Inside RHOC's Kara Keough and Kyle Bosworth’s Marriage and the Loss of Their Newborn Son
'Real Housewives of Orange County' alum Kara Keough and husband Kyle Bosworth are living through a heartbreaking tragedy.
Kara Keough and husband Kyle Bosworth tragically lost their second child, newborn son McCoy Casey in April 2020.
The former reality star and the former NFL linebacker were planning to welcome McCoy at the hospital, but due to the COVID-19 pandemic, the couple opted for a home birth, which proved to have tragic consequences.
Over the weeks since McCoy's passing, Kara has expressed her pain and grief, marking each week's anniversary with heartbreaking accounts of the milestones they would be sharing
A HOME BIRTH
Kara would have a doula to support and guide her through the process, and since the hospital was close to their home, she felt medical help would be on hand if needed. She revealed to "Good Morning America":
"Part of my decision-making was, 'Well, if there's a need for me to transfer, I'm four blocks from a hospital and my midwives are trained to know when that point is that they can no longer have the birth successfully at home.' "
A DEVASTATING OUTCOME
McCoy was born at 3:10 am on April 6. A big baby, he weighed in at 11 lbs. and 4 oz, and measured 21 inches but problems were immediately evident. The baby was unresponsive and the midwives called the hospital.
Little McCoy was reanimated, but doctors diagnosed shoulder dystocia and a compressed umbilical cord. Shoulder dystocia occurs when a baby's shoulder is caught above the mother's pubic bone and is most common with large babies. Kara revealed:
"I will sit here and regret not getting [another ultrasound] for the rest of my life, because I'll think, 'Maybe we would've known. Maybe they would've seen that he had 7½-inch shoulders.' "
The biggest problem, however, was the compressed umbilical cord, which cut off vital blood flow and oxygen to McCoy's brain and resulted in severe brain damage. Doctors were reserved about their prognosis, and told Kyle and Kara that they would try to prevent further damage.
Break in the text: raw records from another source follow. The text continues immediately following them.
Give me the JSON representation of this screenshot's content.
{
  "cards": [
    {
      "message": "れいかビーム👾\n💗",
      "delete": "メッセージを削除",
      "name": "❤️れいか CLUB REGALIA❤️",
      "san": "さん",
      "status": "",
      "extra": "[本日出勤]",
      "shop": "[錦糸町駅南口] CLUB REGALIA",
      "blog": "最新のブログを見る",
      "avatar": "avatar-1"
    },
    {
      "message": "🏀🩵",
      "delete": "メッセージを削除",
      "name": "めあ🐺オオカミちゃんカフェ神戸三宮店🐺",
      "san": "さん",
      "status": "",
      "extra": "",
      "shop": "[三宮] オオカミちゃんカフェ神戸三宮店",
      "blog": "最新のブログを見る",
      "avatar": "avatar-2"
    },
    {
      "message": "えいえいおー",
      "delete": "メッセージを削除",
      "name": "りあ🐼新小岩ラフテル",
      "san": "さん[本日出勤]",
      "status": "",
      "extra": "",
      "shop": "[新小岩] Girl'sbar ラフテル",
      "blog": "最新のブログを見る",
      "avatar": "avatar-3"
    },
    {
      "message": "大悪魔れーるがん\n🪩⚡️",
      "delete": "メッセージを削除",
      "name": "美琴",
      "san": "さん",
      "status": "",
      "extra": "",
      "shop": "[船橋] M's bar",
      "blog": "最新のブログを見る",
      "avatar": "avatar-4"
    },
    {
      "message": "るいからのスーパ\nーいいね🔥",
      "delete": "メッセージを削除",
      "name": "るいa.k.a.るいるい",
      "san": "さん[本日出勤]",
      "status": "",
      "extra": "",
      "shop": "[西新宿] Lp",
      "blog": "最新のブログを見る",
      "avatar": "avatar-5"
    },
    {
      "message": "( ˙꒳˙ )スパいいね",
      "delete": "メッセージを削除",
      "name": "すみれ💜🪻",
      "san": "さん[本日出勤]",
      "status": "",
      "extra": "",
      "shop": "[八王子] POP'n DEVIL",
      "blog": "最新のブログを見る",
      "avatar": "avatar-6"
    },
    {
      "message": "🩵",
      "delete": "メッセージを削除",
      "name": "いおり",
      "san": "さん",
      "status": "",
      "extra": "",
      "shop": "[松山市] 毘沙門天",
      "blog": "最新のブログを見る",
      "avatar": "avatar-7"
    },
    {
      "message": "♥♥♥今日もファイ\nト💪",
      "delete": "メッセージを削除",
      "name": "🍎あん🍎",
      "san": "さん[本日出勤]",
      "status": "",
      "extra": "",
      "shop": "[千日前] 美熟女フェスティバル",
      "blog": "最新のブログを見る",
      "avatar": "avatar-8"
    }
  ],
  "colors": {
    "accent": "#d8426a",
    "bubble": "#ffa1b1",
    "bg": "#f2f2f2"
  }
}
Kyle said:
"They were telling us that they were trying to prevent further brain injury, but the baseline wasn't good."
"We got some milestones we didn't think we'd get. We got to change his diaper. I got to get peed on, which is a boy-mom thing I didn't think I'd ever get. We got to hold him, we got to feel warmth in his body."
Little Decker Kate also spent time at the hospital and got to bond with her baby brother, being a big sister during his all-too-brief life. Kara shared:
"She got to sing to him and play 'This Little Piggy' on his fingers. She was very happy to tell the nurses his 'full big name,' as she called it."
Finally, doctors broke the bitter news to the family. McCoy would never recover, or breathe on his own. Kara, Kyle and Decker Kate got to say their goodbyes. Kara wrote
"McCoy (...) joined our Heavenly Father and will live forever in the hearts of his loving parents, his adoring sister and those that received his life-saving gifts."
“Tonight, we join together to honor this little savior’s gifts of life. Through him, may others find new hope and profound healing... and may he live again through them."
DEALING WITH GRIEF
Over the weeks since McCoy's passing, Kara has expressed her pain and grief, marking each week's anniversary with heartbreaking accounts of the milestones they would be sharing, if his little life hadn't been cut short.
Her social media has been flooded with supportive and loving messages, and even more importantly, messages of gratitude from mothers whose babies were saved by organ donations from children like little McCoy.
Kyla and Kara, who have been married for 5 years, are clinging to each other in their grief, and concentrating on their surviving daughter, who is struggling to deal with the loss of her little brother.